At the beginning of the year, the local currency was trading $108,66 to the greenback, officially, before falling to the current $460,77 to the United States dollar.

Despite the local currency lacking adequate support levels, the government continues to print money with the M3 reaching nearly $1 trillion at the end of May as part of its domestic financing model.

The annual inflation rate peaked at 256,94% last month, from a June comparative of 191,6%, an increase of 65,34 percentage points.

The firm stated that based on its assessments of the geopolitical risks associated with the Russia/Ukraine war and country specific issues, there “is a stronger probability for the worst-case scenario to play out”.

“While we note some positive development in the form of improved foreign exchange receipts and the mopping up of excess liquidity through gold coins, global inflation risks remain elevated,” the firm said.

“The upcoming elections are also a big factor given that they could trigger excessive government expenditures. Therefore, we expect inflation to reach 529,3% and the exchange rate to deteriorate to ZWL2 873/USD by December 2023.”

According to Morgan & Co, the country remains an import dependent market  and as a result is affected by the geo-political situation that has caused global energy and food prices to  rise sharply.

“Domestic headline inflation steadily accelerated from 60,7% in January to 257% in July 2022, partly due to external factors which impacted negatively on import prices of raw materials, food, fertilizers, and liquid fuels,” the firm said.

The local financial services firm pointed out that adverse inflationary pressures through forward pricing and sustained depreciation of the exchange rate were additional drivers of inflation.

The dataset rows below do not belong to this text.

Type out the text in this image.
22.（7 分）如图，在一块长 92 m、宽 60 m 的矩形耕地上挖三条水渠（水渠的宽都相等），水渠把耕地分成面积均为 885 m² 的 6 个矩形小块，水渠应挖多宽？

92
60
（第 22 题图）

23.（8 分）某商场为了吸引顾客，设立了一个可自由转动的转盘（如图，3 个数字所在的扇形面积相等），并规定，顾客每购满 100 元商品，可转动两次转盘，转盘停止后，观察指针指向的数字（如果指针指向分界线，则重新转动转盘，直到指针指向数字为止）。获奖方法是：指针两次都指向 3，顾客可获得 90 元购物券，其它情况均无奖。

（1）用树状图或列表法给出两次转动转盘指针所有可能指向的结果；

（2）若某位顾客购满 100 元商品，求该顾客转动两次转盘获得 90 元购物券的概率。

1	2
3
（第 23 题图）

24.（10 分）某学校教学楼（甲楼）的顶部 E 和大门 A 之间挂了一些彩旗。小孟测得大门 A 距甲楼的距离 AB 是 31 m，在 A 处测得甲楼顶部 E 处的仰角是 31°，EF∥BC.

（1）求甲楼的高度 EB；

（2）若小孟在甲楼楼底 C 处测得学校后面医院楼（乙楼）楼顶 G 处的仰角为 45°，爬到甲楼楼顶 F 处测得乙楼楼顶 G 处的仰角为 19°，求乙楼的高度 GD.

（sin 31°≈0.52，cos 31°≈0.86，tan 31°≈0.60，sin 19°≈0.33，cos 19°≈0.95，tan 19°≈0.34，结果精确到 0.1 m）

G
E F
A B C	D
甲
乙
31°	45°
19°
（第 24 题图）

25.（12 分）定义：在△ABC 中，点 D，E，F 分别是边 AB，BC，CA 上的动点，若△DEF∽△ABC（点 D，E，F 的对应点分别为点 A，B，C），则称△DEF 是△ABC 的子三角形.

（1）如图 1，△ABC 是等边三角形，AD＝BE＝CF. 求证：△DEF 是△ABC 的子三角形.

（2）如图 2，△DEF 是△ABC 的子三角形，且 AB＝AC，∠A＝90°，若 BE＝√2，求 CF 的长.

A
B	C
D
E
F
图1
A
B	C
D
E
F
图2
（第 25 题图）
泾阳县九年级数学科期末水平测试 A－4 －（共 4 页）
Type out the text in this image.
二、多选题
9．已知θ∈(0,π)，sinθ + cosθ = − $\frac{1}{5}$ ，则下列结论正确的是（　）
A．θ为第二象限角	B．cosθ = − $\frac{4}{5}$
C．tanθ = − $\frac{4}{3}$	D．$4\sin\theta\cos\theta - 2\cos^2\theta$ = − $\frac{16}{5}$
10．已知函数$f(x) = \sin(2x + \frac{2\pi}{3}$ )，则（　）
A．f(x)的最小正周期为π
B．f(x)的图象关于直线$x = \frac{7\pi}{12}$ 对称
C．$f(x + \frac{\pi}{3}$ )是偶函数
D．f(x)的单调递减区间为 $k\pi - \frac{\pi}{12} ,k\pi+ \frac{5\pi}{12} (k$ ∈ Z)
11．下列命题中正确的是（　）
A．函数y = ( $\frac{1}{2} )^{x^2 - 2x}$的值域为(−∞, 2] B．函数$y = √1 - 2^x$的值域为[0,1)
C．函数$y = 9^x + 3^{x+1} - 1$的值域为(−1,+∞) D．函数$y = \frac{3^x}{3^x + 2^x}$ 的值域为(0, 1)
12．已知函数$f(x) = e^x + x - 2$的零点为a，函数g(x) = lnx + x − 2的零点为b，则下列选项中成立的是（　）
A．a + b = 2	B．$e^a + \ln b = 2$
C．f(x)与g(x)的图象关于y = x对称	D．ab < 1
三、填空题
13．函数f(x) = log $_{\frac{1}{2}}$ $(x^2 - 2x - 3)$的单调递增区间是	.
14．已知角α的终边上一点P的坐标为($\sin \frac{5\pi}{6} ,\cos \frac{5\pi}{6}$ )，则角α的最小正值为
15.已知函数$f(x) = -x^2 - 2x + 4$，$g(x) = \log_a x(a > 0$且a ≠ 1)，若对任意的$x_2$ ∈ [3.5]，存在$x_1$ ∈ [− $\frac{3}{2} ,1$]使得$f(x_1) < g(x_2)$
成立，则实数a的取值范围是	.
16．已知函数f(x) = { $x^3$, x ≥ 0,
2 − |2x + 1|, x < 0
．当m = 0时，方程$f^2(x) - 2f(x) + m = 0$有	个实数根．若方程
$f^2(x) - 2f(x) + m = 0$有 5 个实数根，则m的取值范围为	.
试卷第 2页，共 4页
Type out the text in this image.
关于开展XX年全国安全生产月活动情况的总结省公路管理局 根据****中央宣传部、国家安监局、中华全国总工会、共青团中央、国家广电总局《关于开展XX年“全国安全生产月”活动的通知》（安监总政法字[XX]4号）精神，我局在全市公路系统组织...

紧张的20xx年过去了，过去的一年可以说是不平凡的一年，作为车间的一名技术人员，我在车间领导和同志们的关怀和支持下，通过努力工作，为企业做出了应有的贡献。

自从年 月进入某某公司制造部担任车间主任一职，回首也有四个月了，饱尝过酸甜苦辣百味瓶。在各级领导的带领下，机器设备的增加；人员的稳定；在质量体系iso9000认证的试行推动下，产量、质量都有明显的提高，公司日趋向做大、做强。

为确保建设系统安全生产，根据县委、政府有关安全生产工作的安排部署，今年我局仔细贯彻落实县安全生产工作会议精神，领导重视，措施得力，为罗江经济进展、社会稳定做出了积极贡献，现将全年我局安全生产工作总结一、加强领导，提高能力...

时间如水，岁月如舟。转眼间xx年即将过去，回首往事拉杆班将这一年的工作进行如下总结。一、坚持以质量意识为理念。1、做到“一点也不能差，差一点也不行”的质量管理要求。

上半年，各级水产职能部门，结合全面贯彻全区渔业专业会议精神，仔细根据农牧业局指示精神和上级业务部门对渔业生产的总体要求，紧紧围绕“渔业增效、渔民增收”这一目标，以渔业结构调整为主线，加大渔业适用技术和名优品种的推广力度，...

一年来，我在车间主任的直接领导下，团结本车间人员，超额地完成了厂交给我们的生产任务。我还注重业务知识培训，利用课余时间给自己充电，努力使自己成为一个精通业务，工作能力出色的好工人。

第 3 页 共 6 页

“Downside risks to inflation and exchange rate stability going forward include continued geo-political tensions that are driving the surge in international food and oil prices (imported inflation), growth in broad money driven by excessive liquidity held by banks despite reserve money target at 0%, adverse inflation expectations, speculative tendencies, and continued arbitrage in the economy,” it noted.

In a base case scenario, inflation is seen reaching about 350% by year end, before peaking at 475,7% by March 2023.

The parallel rate under this scenario is projected at US$1:$2 269 at the end of 2023.

However, all this is predicated on the monthly money supply growing at 16,32% on average.

Under the best case scenario, the annual inflation rate is seen reaching between about 260% by year end, with the parallel forex rate reaching US$1:$1 290 by the end of 2023.

“However, it requires serious efforts on the part of monetary authorities and is also linked to the acceleration of economic reforms,” Morgan & Co said.

“The advancement of key reforms may result in reallocating spending to more productive uses; reducing spending inefficiencies and distortions; and ensuring monetary policy supports price and exchange rate stability. The assumption is that the M3 will grow at a monthly average of 5,38% up to December 2023.”